Cell viability and RNA interference (siRNA knockdown) assays

To quantify cell viability, the CellTiter-Glo Cell luminescence-based viability assay (Promega, Madison, WI) was used according to manufacturer’s protocol and as previously described (29). Luminescence was measured using a Fluoroskan Ascent FL luminometer (Thermo Scientific, Rockford, IL) to obtain triplicate sample 24, 48 and 72 h time point determinations after treatment, normalized to that of control cells and graphically displayed as mean (+/− SD) percent control values. Coefficient of drug interaction (CDI) values were determined as previously described by us and others (29, 30), with CDI = %viability(drugA+drugB)/%viability(drugA) × %viability(drugB).

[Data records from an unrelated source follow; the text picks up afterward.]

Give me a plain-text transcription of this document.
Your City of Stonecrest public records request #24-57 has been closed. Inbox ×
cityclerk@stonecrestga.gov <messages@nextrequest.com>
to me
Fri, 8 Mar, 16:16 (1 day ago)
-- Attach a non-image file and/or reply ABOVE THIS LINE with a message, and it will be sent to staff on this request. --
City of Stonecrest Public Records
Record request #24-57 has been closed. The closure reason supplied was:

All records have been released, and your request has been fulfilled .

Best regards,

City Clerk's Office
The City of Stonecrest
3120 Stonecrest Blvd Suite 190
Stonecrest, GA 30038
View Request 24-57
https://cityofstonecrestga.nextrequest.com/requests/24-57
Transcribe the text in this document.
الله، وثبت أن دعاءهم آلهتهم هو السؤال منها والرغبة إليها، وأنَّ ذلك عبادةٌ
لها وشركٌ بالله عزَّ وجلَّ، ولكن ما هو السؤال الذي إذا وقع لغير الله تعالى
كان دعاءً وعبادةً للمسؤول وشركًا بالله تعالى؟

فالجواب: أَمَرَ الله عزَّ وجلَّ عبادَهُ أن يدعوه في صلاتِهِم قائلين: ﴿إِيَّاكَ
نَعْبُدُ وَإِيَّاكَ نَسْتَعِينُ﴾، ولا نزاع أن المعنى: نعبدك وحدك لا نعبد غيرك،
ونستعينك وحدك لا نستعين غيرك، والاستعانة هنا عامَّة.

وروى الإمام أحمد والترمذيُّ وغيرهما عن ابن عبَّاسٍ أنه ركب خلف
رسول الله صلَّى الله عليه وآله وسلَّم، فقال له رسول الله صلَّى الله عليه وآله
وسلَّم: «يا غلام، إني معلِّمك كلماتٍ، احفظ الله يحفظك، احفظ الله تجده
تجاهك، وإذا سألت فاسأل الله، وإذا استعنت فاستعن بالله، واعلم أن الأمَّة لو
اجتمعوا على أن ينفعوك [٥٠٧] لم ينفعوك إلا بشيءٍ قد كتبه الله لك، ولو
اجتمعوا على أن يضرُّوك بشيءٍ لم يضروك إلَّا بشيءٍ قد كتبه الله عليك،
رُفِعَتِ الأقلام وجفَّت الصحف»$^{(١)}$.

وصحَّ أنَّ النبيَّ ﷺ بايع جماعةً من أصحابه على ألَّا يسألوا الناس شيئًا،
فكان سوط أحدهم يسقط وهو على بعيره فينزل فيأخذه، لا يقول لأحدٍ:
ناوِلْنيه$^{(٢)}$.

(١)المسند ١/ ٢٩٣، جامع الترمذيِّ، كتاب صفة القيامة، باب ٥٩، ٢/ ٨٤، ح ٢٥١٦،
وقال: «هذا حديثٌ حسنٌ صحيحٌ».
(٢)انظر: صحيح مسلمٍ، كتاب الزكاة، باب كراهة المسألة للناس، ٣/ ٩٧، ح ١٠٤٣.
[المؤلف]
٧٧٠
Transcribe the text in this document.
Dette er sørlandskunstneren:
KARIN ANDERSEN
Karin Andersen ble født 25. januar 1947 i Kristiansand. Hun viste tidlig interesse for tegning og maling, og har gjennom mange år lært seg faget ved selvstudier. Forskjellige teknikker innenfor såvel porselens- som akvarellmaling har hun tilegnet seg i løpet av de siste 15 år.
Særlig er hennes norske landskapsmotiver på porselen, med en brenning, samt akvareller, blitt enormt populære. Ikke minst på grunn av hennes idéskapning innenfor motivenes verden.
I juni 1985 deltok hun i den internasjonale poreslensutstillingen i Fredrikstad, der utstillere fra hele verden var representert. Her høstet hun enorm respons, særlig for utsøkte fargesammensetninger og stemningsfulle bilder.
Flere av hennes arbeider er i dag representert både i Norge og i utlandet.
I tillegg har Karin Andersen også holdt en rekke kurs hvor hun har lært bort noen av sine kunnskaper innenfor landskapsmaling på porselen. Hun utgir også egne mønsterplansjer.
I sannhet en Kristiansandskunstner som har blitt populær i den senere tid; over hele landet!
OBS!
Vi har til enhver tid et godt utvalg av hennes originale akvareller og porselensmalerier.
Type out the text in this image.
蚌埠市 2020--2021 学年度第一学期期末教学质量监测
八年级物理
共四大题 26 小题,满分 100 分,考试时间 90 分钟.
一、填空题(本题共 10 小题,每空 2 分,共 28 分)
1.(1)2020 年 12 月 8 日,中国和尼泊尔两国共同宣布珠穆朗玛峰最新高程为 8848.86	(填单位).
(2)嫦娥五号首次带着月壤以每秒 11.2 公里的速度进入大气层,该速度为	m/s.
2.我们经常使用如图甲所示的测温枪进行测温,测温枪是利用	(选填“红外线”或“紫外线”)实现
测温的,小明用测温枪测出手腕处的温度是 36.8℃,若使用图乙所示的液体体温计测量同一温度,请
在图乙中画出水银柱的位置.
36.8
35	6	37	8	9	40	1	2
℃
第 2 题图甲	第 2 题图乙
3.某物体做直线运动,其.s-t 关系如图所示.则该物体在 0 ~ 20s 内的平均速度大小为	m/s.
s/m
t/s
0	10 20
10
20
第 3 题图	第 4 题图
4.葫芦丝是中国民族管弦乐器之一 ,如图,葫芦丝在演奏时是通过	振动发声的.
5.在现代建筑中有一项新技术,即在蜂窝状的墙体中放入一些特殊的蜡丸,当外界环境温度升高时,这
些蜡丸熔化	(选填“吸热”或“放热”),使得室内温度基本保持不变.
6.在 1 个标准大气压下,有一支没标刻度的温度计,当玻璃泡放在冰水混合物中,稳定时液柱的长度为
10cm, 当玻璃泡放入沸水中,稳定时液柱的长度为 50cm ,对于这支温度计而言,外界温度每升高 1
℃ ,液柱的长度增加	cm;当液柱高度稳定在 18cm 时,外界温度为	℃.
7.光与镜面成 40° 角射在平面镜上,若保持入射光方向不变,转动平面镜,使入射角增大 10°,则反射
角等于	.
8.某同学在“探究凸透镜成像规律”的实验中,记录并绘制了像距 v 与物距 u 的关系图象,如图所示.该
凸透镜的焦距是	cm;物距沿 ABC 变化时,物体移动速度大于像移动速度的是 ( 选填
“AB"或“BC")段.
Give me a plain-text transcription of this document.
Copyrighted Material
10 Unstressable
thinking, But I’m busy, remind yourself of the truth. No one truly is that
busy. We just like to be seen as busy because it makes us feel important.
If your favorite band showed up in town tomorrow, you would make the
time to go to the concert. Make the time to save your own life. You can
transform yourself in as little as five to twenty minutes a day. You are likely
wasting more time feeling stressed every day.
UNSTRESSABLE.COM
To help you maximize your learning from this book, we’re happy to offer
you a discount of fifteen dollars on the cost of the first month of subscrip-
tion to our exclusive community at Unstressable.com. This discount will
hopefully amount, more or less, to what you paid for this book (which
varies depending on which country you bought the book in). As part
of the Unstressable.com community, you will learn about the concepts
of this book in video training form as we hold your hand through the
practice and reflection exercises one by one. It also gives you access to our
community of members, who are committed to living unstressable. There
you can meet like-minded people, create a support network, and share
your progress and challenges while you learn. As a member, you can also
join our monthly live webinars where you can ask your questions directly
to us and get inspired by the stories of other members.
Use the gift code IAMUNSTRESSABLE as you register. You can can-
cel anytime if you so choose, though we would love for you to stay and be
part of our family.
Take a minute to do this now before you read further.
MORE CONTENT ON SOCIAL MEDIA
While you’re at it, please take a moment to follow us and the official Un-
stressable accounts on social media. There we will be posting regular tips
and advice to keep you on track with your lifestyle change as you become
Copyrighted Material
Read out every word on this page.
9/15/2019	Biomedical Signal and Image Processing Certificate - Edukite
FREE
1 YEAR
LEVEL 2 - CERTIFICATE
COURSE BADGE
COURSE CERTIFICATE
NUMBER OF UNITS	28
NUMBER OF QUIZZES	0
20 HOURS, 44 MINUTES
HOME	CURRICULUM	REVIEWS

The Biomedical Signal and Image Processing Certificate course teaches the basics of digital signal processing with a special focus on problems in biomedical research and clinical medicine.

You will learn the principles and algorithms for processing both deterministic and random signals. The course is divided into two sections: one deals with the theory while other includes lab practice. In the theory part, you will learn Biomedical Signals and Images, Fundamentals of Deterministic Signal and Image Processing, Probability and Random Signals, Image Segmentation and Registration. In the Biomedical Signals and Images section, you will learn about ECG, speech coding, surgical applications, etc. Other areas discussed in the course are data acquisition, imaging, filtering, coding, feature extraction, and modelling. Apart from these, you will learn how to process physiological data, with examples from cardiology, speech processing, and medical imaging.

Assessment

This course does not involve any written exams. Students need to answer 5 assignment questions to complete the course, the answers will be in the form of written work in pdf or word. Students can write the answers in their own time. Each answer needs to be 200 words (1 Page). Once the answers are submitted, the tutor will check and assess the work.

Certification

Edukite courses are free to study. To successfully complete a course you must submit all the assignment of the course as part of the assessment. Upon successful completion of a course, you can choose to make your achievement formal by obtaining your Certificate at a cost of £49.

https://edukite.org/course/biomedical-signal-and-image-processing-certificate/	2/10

The ON-TARGET plus SMART pool of four different siRNA oligonucleotides to PRODH (J-009543–05-0002, J-009543–06-0002, J-009543–07-0002, and J-009543–08-0002) and a non-specific control siRNA (D-001810–01-05) were all obtained from Dharmacon (GE Dharmacon, Lafayette, CO). Pooled and single oligos were transfected into replicate cell cultures using Lipofectamine 2000 (ThermoFisher Scientific) as we have previously reported (31, 32).